Have circumstances changed since you originally bought your life insurance policy? Are you coming to the end of the term of a term policy? In general, do you have a life insurance policy you no longer need, want, or can afford?
If your policy is a convertible term policy or a permanent cash-value life insurance policy, and you are you considering cashing the policy in or lapsing it, there is a third option that may prove significantly better for you! Here at Vantage Insurance & Wealth Strategies, we can help you maximize the value you extract from this ‘hidden’ asset of your life insurance policy!
When it comes to life insurance settlements, it can be a confusing, complex and opaque process. That’s why we outline things for you in a simple way. We are here first to listen to you, to hear you, and then to help you figure out a customized plan. When you work with us, you’ll have confidence that you have a solid, appropriate solution for your needs. To get started, simply give our office a call.
A life insurance settlement (commonly referred to as a life settlement, or more specifically what is usually known as a senior life settlement) is the term given to describe when an individual (usually someone in their 60’s, 70’s or 80’s) sells an existing life insurance policy they own to a third party — a person or an entity other than the company that issued the policy — for more than the policy’s cash surrender value, but less than the death benefit amount. Please note that a sub-class of life settlements are called viatical life settlements and this label typically refers to a life settlement transaction where the insured who is selling the policy is quite ill, with usually less than a 2-year life expectancy.

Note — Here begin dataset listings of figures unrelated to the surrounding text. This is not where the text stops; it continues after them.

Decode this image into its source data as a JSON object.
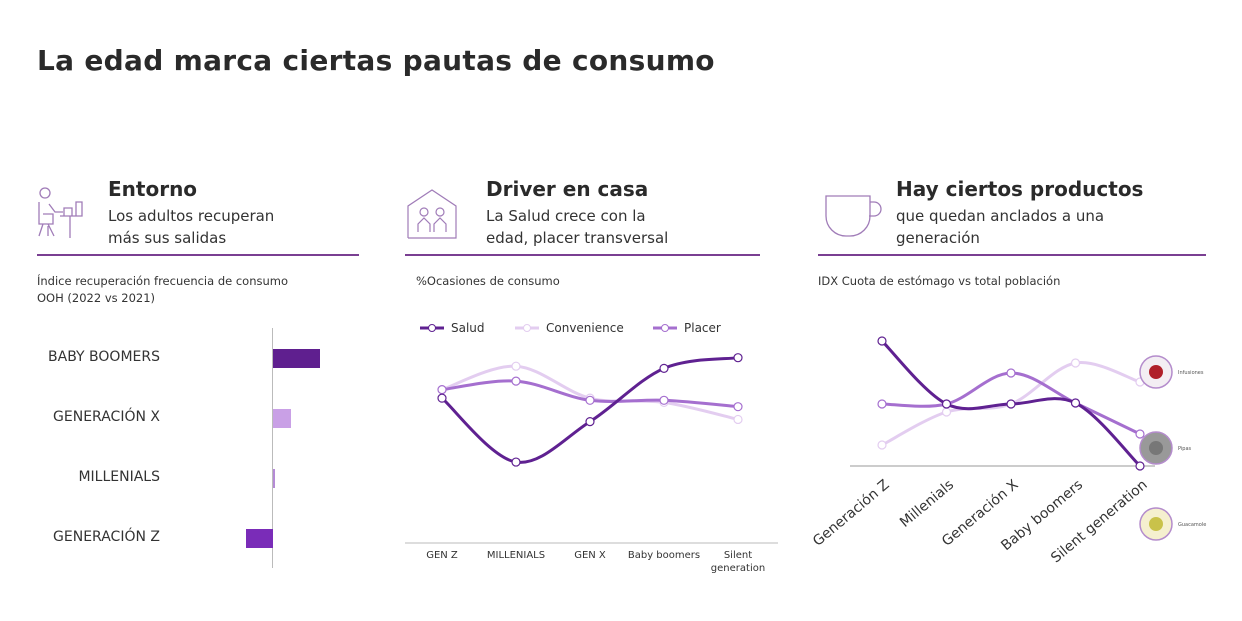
{
  "title": "La edad marca ciertas pautas de consumo",
  "panels": [
    {
      "title": "Entorno",
      "subtitle": [
        "Los adultos recuperan",
        "más sus salidas"
      ],
      "icon": "person-at-desk-icon",
      "note": [
        "Índice recuperación frecuencia de consumo",
        "OOH (2022 vs 2021)"
      ]
    },
    {
      "title": "Driver en casa",
      "subtitle": [
        "La Salud crece con la",
        "edad, placer transversal"
      ],
      "icon": "house-family-icon",
      "note": [
        "%Ocasiones de consumo"
      ]
    },
    {
      "title": "Hay ciertos productos",
      "subtitle": [
        "que quedan anclados a una",
        "generación"
      ],
      "icon": "cup-icon",
      "note": [
        "IDX Cuota de estómago vs total población"
      ]
    }
  ],
  "colors": {
    "accent": "#7a3f92",
    "dark": "#5f2191",
    "medium": "#a56fcf",
    "light": "#e3cdf0"
  },
  "chart_data": [
    {
      "type": "bar",
      "orientation": "horizontal",
      "categories": [
        "BABY BOOMERS",
        "GENERACIÓN X",
        "MILLENIALS",
        "GENERACIÓN Z"
      ],
      "values": [
        47,
        18,
        2,
        -27
      ],
      "bar_colors": [
        "#5f1f8f",
        "#c9a0e6",
        "#b58bd6",
        "#7a2cb8"
      ],
      "xlim": [
        -40,
        60
      ],
      "grid": false
    },
    {
      "type": "line",
      "categories": [
        "GEN Z",
        "MILLENIALS",
        "GEN X",
        "Baby boomers",
        "Silent generation"
      ],
      "ylim": [
        0,
        100
      ],
      "legend": "top",
      "grid": false,
      "series": [
        {
          "name": "Salud",
          "color": "#5f2191",
          "values": [
            68,
            38,
            57,
            82,
            87
          ]
        },
        {
          "name": "Convenience",
          "color": "#e3cdf0",
          "values": [
            72,
            83,
            68,
            66,
            58
          ]
        },
        {
          "name": "Placer",
          "color": "#a56fcf",
          "values": [
            72,
            76,
            67,
            67,
            64
          ]
        }
      ]
    },
    {
      "type": "line",
      "categories": [
        "Generación Z",
        "Millenials",
        "Generación X",
        "Baby boomers",
        "Silent generation"
      ],
      "ylim": [
        0,
        130
      ],
      "grid": false,
      "series": [
        {
          "color": "#5f2191",
          "values": [
            125,
            62,
            62,
            63,
            0
          ]
        },
        {
          "color": "#a56fcf",
          "values": [
            62,
            62,
            93,
            63,
            32
          ]
        },
        {
          "color": "#e3cdf0",
          "values": [
            21,
            54,
            62,
            103,
            84
          ]
        }
      ],
      "product_labels": [
        "Infusiones",
        "Pipas",
        "Guacamole"
      ]
    }
  ]
}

Most people who own a life insurance policy that they no longer want, need, or no longer can afford, generally think they only have 2 options: they can either surrender the policy for its cash surrender value (CSV), or allow the policy to lapse.
A life settlement presents a third, often more profitable choice to these insureds: They can sell their policy (and the associated right to receive the death benefit upon their passing) to an investor. The process of conducting such a sale is referred to as a life settlement, and the resulting investment that the buyer holds is also referred to a life settlement investment.

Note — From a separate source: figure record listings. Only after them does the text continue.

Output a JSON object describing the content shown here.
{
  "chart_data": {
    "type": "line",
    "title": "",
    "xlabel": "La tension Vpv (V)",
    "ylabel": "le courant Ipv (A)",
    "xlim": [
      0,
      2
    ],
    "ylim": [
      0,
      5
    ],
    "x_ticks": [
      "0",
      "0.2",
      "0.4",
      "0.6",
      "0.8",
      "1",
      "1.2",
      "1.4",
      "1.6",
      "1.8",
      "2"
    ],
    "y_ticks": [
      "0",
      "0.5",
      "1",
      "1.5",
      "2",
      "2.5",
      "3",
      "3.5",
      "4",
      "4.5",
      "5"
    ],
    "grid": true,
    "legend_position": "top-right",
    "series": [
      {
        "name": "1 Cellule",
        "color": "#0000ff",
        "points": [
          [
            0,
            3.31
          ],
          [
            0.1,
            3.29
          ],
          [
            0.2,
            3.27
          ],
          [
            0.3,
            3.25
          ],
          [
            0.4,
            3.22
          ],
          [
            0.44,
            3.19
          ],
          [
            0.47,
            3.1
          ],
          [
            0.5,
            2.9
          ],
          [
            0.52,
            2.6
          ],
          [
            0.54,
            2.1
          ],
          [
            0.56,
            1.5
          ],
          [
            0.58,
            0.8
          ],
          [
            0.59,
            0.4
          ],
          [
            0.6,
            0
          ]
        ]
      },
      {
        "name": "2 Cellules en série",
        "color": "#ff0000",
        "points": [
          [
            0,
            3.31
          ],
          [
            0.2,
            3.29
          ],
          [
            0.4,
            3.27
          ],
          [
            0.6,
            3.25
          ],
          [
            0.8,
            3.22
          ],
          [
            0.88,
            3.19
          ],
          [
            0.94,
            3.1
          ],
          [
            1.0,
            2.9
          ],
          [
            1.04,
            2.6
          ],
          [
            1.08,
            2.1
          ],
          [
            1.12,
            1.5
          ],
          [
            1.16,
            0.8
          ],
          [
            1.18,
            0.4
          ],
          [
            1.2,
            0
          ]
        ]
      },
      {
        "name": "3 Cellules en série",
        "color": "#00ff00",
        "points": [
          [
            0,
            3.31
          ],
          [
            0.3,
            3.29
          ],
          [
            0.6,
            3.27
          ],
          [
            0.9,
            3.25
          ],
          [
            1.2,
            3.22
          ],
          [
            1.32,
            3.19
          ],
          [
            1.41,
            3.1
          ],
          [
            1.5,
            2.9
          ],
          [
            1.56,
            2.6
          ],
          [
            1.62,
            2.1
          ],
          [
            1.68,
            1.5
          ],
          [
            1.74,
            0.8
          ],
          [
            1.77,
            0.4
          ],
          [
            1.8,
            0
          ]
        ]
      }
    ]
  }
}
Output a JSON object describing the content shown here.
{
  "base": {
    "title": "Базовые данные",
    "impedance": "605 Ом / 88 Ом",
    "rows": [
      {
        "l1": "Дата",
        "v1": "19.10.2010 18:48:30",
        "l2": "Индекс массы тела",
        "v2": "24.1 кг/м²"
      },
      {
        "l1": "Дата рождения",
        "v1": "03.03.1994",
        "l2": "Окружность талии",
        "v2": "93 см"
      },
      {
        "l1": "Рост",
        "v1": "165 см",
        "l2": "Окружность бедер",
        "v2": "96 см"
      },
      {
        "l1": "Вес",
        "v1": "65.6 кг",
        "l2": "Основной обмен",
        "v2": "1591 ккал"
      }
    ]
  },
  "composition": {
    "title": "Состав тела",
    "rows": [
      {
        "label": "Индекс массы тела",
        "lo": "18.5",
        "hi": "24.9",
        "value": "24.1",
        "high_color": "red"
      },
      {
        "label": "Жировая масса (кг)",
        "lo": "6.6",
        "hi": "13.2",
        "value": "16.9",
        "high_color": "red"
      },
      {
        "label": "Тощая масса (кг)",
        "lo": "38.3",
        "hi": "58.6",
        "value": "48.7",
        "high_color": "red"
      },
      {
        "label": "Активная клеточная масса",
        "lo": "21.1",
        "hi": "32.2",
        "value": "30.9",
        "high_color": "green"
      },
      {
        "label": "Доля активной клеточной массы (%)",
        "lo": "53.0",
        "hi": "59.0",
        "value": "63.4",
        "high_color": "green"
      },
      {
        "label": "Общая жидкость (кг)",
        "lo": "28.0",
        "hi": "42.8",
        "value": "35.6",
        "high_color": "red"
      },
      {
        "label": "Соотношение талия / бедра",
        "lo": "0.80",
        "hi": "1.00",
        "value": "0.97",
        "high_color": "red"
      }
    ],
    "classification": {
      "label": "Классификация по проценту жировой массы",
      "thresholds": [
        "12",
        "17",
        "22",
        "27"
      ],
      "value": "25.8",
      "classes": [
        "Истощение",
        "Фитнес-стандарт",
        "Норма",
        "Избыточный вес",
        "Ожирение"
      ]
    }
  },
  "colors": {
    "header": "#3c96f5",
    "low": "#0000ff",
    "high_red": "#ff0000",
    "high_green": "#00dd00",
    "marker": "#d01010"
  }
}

When an insured party no longer needs their insurance policy, they can sell it for a certain amount of cash to an investor, historically and usually an institutional investor. The insured person essentially transfers ownership of the policy to the investor. The insured party receives a cash payment in exchange for the policy — more than the surrender value, but less than the policy’s prescribed payout at death.
By selling it, the insured person transfers all aspects of the policy to the new owner. This means the investor who takes over the policy inherits and becomes responsible for everything related to the policy including premium payments along with having the right to the death benefit payout when the insured eventually passes away.
There are many reasons why people choose to sell their life insurance policies, and this is usually done when the insured person doesn’t have a known life-threatening illness. There are exceptions which fall under what is known as a viatical life settlement, but those are relatively uncommon compared to senior life settlements.
The majority of people who sell their policies in a life settlement tend to be older people who need money in retirement but haven’t been able to save up enough for it. By receiving a cash payout, the insured party can supplement their retirement income.
It is important to note that the senior citizens only do this when the need for money now outweighs the need or desire to pass money to someone else upon their passing. And often the person or people they originally were planning to leave the death benefit to are no longer in their lives, either due to divorce, or perhaps due to their beneficiary predeceasing them.
Other reasons for a senior choosing to sell their policy include the inability for the insured to afford the premiums, emergency situations, cases involving key individual insurance policies held by companies on executives and changes to the estate tax laws and limits.